Renters to face less competition
While the national vacancy rate fell to a record low of 0.8% once again in January, the rental market may be shifting in favour of tenants, according to Domain’s latest Vacancy Rates Report.
With rental price increases slowing across most capital cities and average views per rental listing decreasing compared to the previous year, renters will likely see less competition, the report indicated.
In Sydney, the vacancy rate dropped to 0.9%, returning to its record low. This decline is attributed to a decrease in rental supply, particularly notable during the changeover period, accompanied by a surge in average views per rental listing, indicating growing demand.
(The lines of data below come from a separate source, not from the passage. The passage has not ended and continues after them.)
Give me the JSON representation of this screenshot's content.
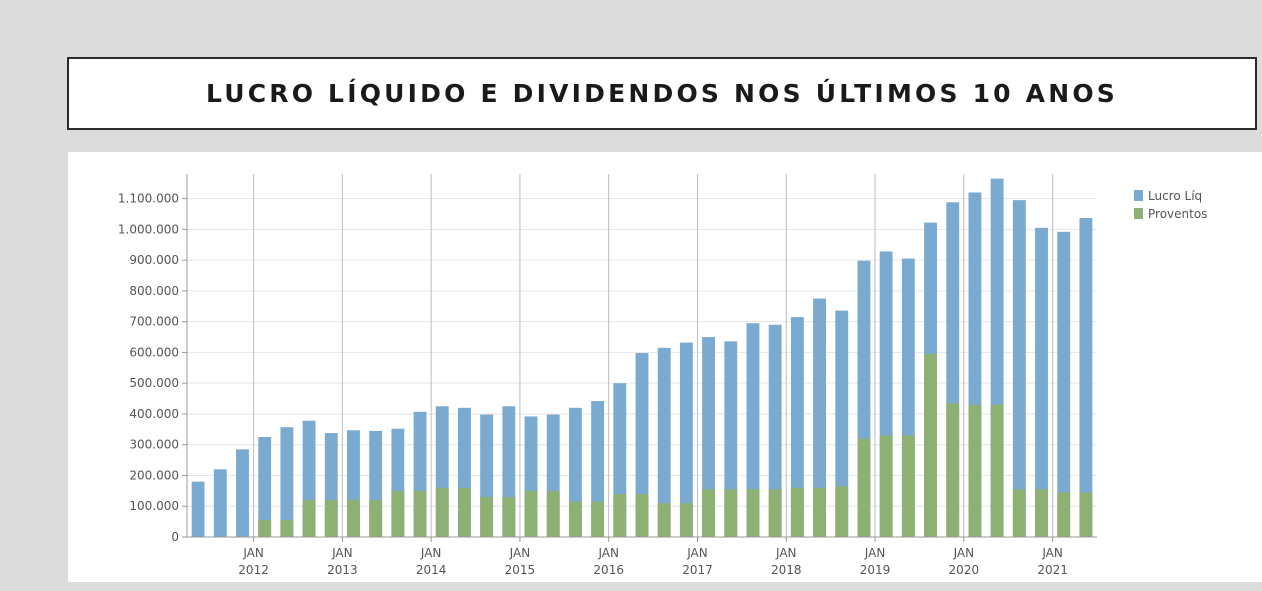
{
  "title": "LUCRO LÍQUIDO E DIVIDENDOS NOS ÚLTIMOS 10 ANOS",
  "chart_data": {
    "type": "bar",
    "xlabel": "",
    "ylabel": "",
    "ylim": [
      0,
      1180000
    ],
    "y_ticks": [
      "0",
      "100.000",
      "200.000",
      "300.000",
      "400.000",
      "500.000",
      "600.000",
      "700.000",
      "800.000",
      "900.000",
      "1.000.000",
      "1.100.000"
    ],
    "y_tick_values": [
      0,
      100000,
      200000,
      300000,
      400000,
      500000,
      600000,
      700000,
      800000,
      900000,
      1000000,
      1100000
    ],
    "x_ticks": [
      {
        "month": "JAN",
        "year": "2012"
      },
      {
        "month": "JAN",
        "year": "2013"
      },
      {
        "month": "JAN",
        "year": "2014"
      },
      {
        "month": "JAN",
        "year": "2015"
      },
      {
        "month": "JAN",
        "year": "2016"
      },
      {
        "month": "JAN",
        "year": "2017"
      },
      {
        "month": "JAN",
        "year": "2018"
      },
      {
        "month": "JAN",
        "year": "2019"
      },
      {
        "month": "JAN",
        "year": "2020"
      },
      {
        "month": "JAN",
        "year": "2021"
      }
    ],
    "grid": true,
    "legend": "right",
    "series": [
      {
        "name": "Lucro Líq",
        "color": "#7aaad0",
        "values": [
          180000,
          220000,
          285000,
          325000,
          357000,
          378000,
          338000,
          347000,
          345000,
          352000,
          407000,
          425000,
          420000,
          398000,
          425000,
          392000,
          398000,
          420000,
          442000,
          500000,
          598000,
          615000,
          632000,
          650000,
          636000,
          695000,
          690000,
          715000,
          775000,
          736000,
          898000,
          928000,
          905000,
          1022000,
          1088000,
          1120000,
          1165000,
          1095000,
          1005000,
          992000,
          1037000
        ]
      },
      {
        "name": "Proventos",
        "color": "#8db073",
        "values": [
          0,
          0,
          0,
          55000,
          55000,
          120000,
          120000,
          120000,
          120000,
          150000,
          150000,
          160000,
          160000,
          130000,
          130000,
          150000,
          150000,
          115000,
          115000,
          140000,
          140000,
          110000,
          110000,
          155000,
          155000,
          155000,
          155000,
          160000,
          160000,
          165000,
          320000,
          330000,
          330000,
          595000,
          435000,
          430000,
          430000,
          155000,
          155000,
          145000,
          145000
        ]
      }
    ]
  }
}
Nevertheless, views per rental listing have declined annually since mid-2023, hinting at a slowdown in rental demand.
Melbourne also saw its vacancy rate decrease to 0.9%, just 0.1 percentage points above its record low. This is the first monthly decline since September, driven by dwindling rental stock during the typical transition period. Despite a monthly increase in average views per rental listing, the yearly trend indicates a diminishing rental demand.
Brisbane experienced its first monthly decrease since September, with a vacancy rate of 0.8%, while Perth maintained a steady vacancy rate of 0.4%.
Adelaide emerged as the most competitive city for potential tenants, with a vacancy rate of 0.3%, just 0.1 percentage points from its record low. Darwin’s vacancy rate declined to 1.4%, supported by a decrease in rental stock and an increase in average views per rental listing.
Hobart witnessed a drop in vacancy rate to 0.7%, marking the lowest rate since February 2023 and a significant departure from its record high in June 2023. Canberra experienced the most substantial monthly change, with its vacancy rate decreasing to 1.5%, although conditions remain less competitive for tenants compared to other capitals.
“It was expected that the rental market would tighten in January as the increased demand absorbed December’s supply boost,” said Nicola Powell (pictured), chief of research and economics at Domain. “The glimmer of hope for renters this year does remain as we are likely moving into a period of slower rental growth and the number of prospective tenants per rental listing is easing. This suggests that rental demand is pulling back and while it hasn’t been enough to boost the vacancy rate, it could be on the horizon.
“We are also likely to see some renters transitioning to homeownership with the new first-home buyer incentives in place along with a potential interest cut that will improve borrowing capacity and mortgage affordability. We anticipate a tipping point to be reached at some stage this year, making a return to a more balanced rental market.”